From Super Mario Bros on the NES to Halo on the Xbox to Wii Sports on the Wii, games consoles are made not by their hardware but by their killer titles.
We got our hands on the much-vaunted OUYA this week and, with Nvidia's Project Shield, GameStick and phone manufacturers like Samsung focusing more heavily on gaming, nobody can deny that Android is the platform to watch if you like to play.
Cut-price gaming is an obvious angle - why pay a fortune for high-end games console when you can snap up, say, OUYA for $99 or £99?
The answer right now is because when you fork out a sizable chunk of change for a big-name console like Xbox 720 or PS4 you are getting a guarantee of massive games titles, and an expectation of quality and performance.
Android will, of course, have plenty of titles to choose from - and it may even benefit from some of the big name players getting involved - but it needs something beyond 'it's cheap' to really become a competitor.
Naturally, no one is under any illusion that there will be limitations with cheap hardware, although what we consider low-end these days passed for pretty darn good just a few years back.
Retro gaming will be an easy avenue - one that is successfully being plundered on our mobile phones as we speak - but an Android device that puts gaming as its main selling point needs to look beyond the cheap wins.
Already swiping its way through the 'casual' gaming tag, gaming on mobile devices can afford to be a little less forward-thinking. People's expectation of games on their phones and tablets tend to be lower.
But will hardcore gamers be prepared to pay for a pared-down, diet version of their favourite game on an Android gaming platform just because their initial outlay is less?
People are pragmatic, of course, but they will also quickly become nonplussed if Android gaming feels a bit like Angry Birds Plus rather than Call of Duty minus a patina of quality.
The interest in OUYA has been huge and encouraging but will that interest be sustained to the point where the gaming audience choose to buy one rather than plump for the traditional big players?
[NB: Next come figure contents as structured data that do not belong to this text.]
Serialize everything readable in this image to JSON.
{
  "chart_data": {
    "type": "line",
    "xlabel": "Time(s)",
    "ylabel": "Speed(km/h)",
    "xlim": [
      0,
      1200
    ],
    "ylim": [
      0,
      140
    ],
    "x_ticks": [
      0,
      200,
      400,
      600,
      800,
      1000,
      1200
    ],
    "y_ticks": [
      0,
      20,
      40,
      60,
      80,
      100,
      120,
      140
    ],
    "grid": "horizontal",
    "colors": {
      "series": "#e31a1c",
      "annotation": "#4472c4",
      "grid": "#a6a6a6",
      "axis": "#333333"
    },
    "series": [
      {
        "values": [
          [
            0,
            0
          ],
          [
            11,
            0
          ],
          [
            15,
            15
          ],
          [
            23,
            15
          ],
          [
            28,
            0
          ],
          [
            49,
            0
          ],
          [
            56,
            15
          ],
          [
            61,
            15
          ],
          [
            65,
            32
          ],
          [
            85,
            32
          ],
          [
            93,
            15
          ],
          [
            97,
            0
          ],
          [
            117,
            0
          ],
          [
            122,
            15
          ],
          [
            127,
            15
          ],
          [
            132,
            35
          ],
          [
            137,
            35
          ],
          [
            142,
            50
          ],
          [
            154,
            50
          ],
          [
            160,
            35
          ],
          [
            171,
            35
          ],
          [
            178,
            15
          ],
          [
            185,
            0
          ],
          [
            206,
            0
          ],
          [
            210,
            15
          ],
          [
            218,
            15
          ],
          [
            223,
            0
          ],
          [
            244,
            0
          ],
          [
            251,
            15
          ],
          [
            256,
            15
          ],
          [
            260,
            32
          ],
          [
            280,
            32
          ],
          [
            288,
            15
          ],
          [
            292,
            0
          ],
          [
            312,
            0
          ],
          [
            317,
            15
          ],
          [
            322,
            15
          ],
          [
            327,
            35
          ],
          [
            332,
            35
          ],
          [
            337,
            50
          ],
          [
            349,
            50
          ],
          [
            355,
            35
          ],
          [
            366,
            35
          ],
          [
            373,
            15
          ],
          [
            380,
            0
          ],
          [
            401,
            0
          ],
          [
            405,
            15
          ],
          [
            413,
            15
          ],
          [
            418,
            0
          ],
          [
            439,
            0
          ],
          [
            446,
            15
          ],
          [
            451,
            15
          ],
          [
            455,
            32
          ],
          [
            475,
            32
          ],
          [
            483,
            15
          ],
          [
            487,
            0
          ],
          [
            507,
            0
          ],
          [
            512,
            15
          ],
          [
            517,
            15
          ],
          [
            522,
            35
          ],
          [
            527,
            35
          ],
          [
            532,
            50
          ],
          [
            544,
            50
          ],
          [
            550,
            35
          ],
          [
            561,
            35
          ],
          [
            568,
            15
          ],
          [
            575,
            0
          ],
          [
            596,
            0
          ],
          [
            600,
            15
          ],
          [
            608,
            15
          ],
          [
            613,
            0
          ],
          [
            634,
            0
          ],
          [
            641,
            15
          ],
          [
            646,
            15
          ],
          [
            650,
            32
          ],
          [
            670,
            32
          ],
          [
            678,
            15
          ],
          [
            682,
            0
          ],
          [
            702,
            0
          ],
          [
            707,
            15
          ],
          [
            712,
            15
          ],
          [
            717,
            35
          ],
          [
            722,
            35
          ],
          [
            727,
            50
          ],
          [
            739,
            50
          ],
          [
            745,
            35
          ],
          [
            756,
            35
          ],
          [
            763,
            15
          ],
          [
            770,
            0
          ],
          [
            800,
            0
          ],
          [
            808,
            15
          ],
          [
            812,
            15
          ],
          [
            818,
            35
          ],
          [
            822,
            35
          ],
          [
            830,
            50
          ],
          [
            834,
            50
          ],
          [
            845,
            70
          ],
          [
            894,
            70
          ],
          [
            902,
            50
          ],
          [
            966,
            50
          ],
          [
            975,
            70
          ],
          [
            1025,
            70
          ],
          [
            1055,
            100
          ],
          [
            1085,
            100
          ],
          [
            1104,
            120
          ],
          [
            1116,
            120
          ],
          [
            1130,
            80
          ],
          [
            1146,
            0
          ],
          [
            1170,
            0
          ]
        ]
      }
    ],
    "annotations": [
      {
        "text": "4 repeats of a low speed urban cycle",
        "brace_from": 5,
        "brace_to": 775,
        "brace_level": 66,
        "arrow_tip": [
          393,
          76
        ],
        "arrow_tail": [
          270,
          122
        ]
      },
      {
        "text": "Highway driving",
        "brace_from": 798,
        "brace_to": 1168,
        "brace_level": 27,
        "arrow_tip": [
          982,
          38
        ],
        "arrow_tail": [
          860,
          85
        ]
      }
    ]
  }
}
Will the non-hardcore gamers be willing to pay out for a games console that is offering up cheaper retro offerings? And will the big game developers be prepared to invest in Android as a platform for high-end games before the market has been proven? These questions all remain to be answered.
Streaming it in
There is a giant codicil to this thinking, of course, OUYA's partnership with OnLive - and the potential of streamed gaming - could mean that, for a subscription, you can have your cheap cake and still eat your fancy icing.
But, with the rise and rise of smart TVs and a host of other connected devices that are likely to offer a low cost path into your living room, why would you buy a separate gaming device at all if you go down this route?
It's unlikely that Android gaming will ever get its Halo or Gran Turismo - an exclusive classic that can define the entire platform. But it definitely needs some top quality titles if it is truly likely to become a familiar sight in the mainstream gaming world.